The Australian Competition and Consumer Commission (ACCC) says low-cost carrier AirAsia will refund travellers that were incorrectly levied the passenger movement charge (PMC) over a near seven-year period.
The ACCC said some children under 12 were charged the PMC when travelling on AirAsia from Darwin to Bali between December 2010 and September 2017. Children under 12 are exempt from paying the federal government’s imposed tax on outbound passengers departing Australia.
The ACCC said it raised concerns with AirAsia following media reports in September.

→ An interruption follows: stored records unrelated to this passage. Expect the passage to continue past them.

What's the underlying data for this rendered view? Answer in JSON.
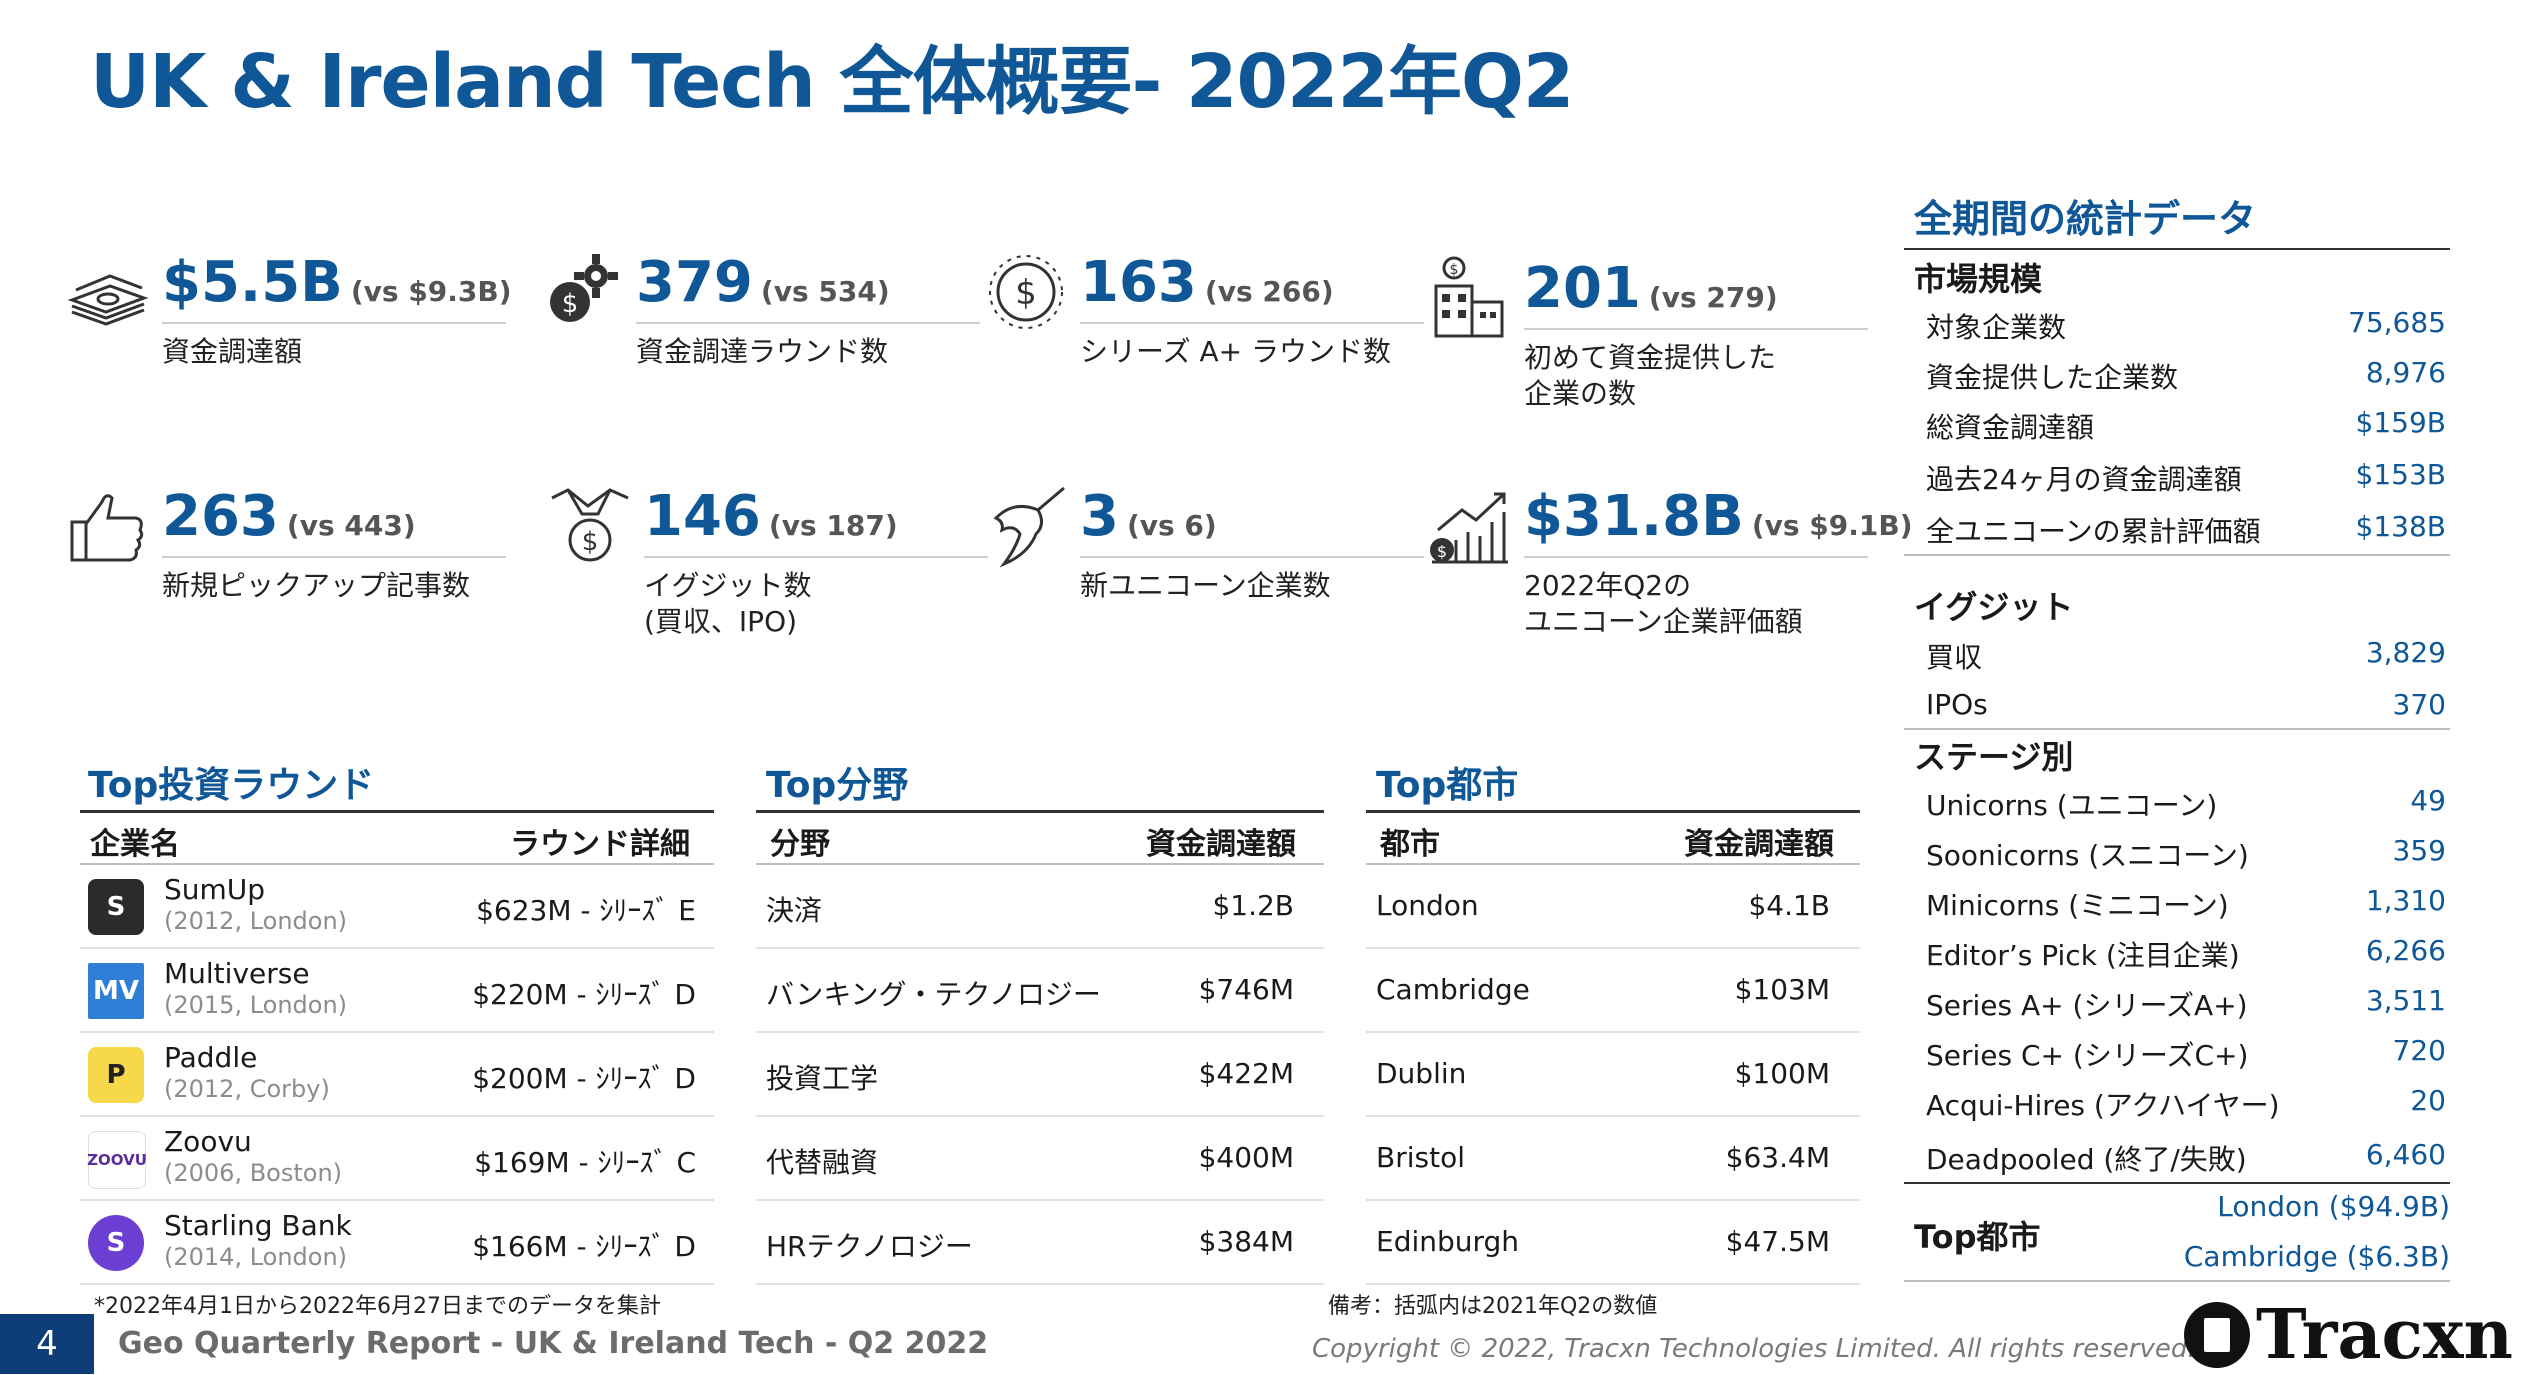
{
  "title": "UK & Ireland Tech 全体概要- 2022年Q2",
  "stats": [
    {
      "value": "$5.5B",
      "vs": "(vs $9.3B)",
      "label": "資金調達額",
      "icon": "money-stack-icon"
    },
    {
      "value": "379",
      "vs": "(vs 534)",
      "label": "資金調達ラウンド数",
      "icon": "dollar-gear-icon"
    },
    {
      "value": "163",
      "vs": "(vs 266)",
      "label": "シリーズ A+ ラウンド数",
      "icon": "dollar-circle-icon"
    },
    {
      "value": "201",
      "vs": "(vs 279)",
      "label": "初めて資金提供した\n企業の数",
      "icon": "building-dollar-icon"
    },
    {
      "value": "263",
      "vs": "(vs 443)",
      "label": "新規ピックアップ記事数",
      "icon": "thumbs-up-icon"
    },
    {
      "value": "146",
      "vs": "(vs 187)",
      "label": "イグジット数\n(買収、IPO)",
      "icon": "handshake-dollar-icon"
    },
    {
      "value": "3",
      "vs": "(vs 6)",
      "label": "新ユニコーン企業数",
      "icon": "unicorn-icon"
    },
    {
      "value": "$31.8B",
      "vs": "(vs $9.1B)",
      "label": "2022年Q2の\nユニコーン企業評価額",
      "icon": "growth-chart-icon"
    }
  ],
  "top_rounds": {
    "title": "Top投資ラウンド",
    "col1": "企業名",
    "col2": "ラウンド詳細",
    "rows": [
      {
        "name": "SumUp",
        "sub": "(2012, London)",
        "detail": "$623M - ｼﾘｰｽﾞ E",
        "logo_color": "#2b2b2b",
        "logo_text": "S"
      },
      {
        "name": "Multiverse",
        "sub": "(2015, London)",
        "detail": "$220M - ｼﾘｰｽﾞ D",
        "logo_color": "#2f7fd6",
        "logo_text": "MV"
      },
      {
        "name": "Paddle",
        "sub": "(2012, Corby)",
        "detail": "$200M - ｼﾘｰｽﾞ D",
        "logo_color": "#f6d84a",
        "logo_text": "P"
      },
      {
        "name": "Zoovu",
        "sub": "(2006, Boston)",
        "detail": "$169M - ｼﾘｰｽﾞ C",
        "logo_color": "#5a2ca0",
        "logo_text": "ZOOVU"
      },
      {
        "name": "Starling Bank",
        "sub": "(2014, London)",
        "detail": "$166M - ｼﾘｰｽﾞ D",
        "logo_color": "#6b3fd1",
        "logo_text": "S"
      }
    ]
  },
  "top_sectors": {
    "title": "Top分野",
    "col1": "分野",
    "col2": "資金調達額",
    "rows": [
      {
        "name": "決済",
        "amount": "$1.2B"
      },
      {
        "name": "バンキング・テクノロジー",
        "amount": "$746M"
      },
      {
        "name": "投資工学",
        "amount": "$422M"
      },
      {
        "name": "代替融資",
        "amount": "$400M"
      },
      {
        "name": "HRテクノロジー",
        "amount": "$384M"
      }
    ]
  },
  "top_cities": {
    "title": "Top都市",
    "col1": "都市",
    "col2": "資金調達額",
    "rows": [
      {
        "name": "London",
        "amount": "$4.1B"
      },
      {
        "name": "Cambridge",
        "amount": "$103M"
      },
      {
        "name": "Dublin",
        "amount": "$100M"
      },
      {
        "name": "Bristol",
        "amount": "$63.4M"
      },
      {
        "name": "Edinburgh",
        "amount": "$47.5M"
      }
    ]
  },
  "sidebar": {
    "title": "全期間の統計データ",
    "market": {
      "heading": "市場規模",
      "rows": [
        {
          "k": "対象企業数",
          "v": "75,685"
        },
        {
          "k": "資金提供した企業数",
          "v": "8,976"
        },
        {
          "k": "総資金調達額",
          "v": "$159B"
        },
        {
          "k": "過去24ヶ月の資金調達額",
          "v": "$153B"
        },
        {
          "k": "全ユニコーンの累計評価額",
          "v": "$138B"
        }
      ]
    },
    "exits": {
      "heading": "イグジット",
      "rows": [
        {
          "k": "買収",
          "v": "3,829"
        },
        {
          "k": "IPOs",
          "v": "370"
        }
      ]
    },
    "stages": {
      "heading": "ステージ別",
      "rows": [
        {
          "k": "Unicorns (ユニコーン)",
          "v": "49"
        },
        {
          "k": "Soonicorns (スニコーン)",
          "v": "359"
        },
        {
          "k": "Minicorns (ミニコーン)",
          "v": "1,310"
        },
        {
          "k": "Editor’s Pick (注目企業)",
          "v": "6,266"
        },
        {
          "k": "Series A+ (シリーズA+)",
          "v": "3,511"
        },
        {
          "k": "Series C+ (シリーズC+)",
          "v": "720"
        },
        {
          "k": "Acqui-Hires (アクハイヤー)",
          "v": "20"
        },
        {
          "k": "Deadpooled (終了/失敗)",
          "v": "6,460"
        }
      ]
    },
    "top_cities": {
      "heading": "Top都市",
      "values": [
        "London ($94.9B)",
        "Cambridge ($6.3B)"
      ]
    }
  },
  "footnote_left": "*2022年4月1日から2022年6月27日までのデータを集計",
  "footnote_right": "備考：括弧内は2021年Q2の数値",
  "page_number": "4",
  "footer_title": "Geo Quarterly Report - UK & Ireland Tech - Q2 2022",
  "copyright": "Copyright © 2022, Tracxn Technologies Limited. All rights reserved.",
  "brand": "Tracxn",
  "colors": {
    "accent": "#0f5796",
    "page_tab": "#0f3d78"
  }
}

“Some AirAsia customers have been incorrectly charged for a levy of up to $60 that did not apply,” ACCC deputy chair Dr Michael Schaper said in a statement.
“AirAsia has acted quickly to address the error and has committed to providing refunds within 21 days of receiving supporting documentation from affected customers,” Dr Schaper said.
Further, Dr Schaper said the ACCC would monitor the refund process.
It is not the first time the LCC airline group has come under fire from Australian authorities, with the ACCC putting the company under the spotlight in April 2015 in response to a deluge of consumer complaints regarding two cancelled services.
Indonesia AirAsia X failure to launch Melbourne-Bali flights on Boxing Day in 2014 because the airline did not secure the approval of Australia’s Civil Aviation Safety Authority (CASA) in time left scores of passengers high and dry and forced to endure lengthy delays and poor customer service in their claims for out-of-pocket expenses to be processed.
Consumers affected by the cancellation of Malaysia-based AirAsia X’s Adelaide-Kuala Lumpur flights in January 2015 also slammed the carrier for taking too long to process their claims.
AirAsia X is a separate entity from the short-haul focused AirAsia group.
However, both AirAsia and AirAsia X share the same website and have a common booking system. Moreover, staff wear the same uniforms and the aircraft are painted in a similar livery.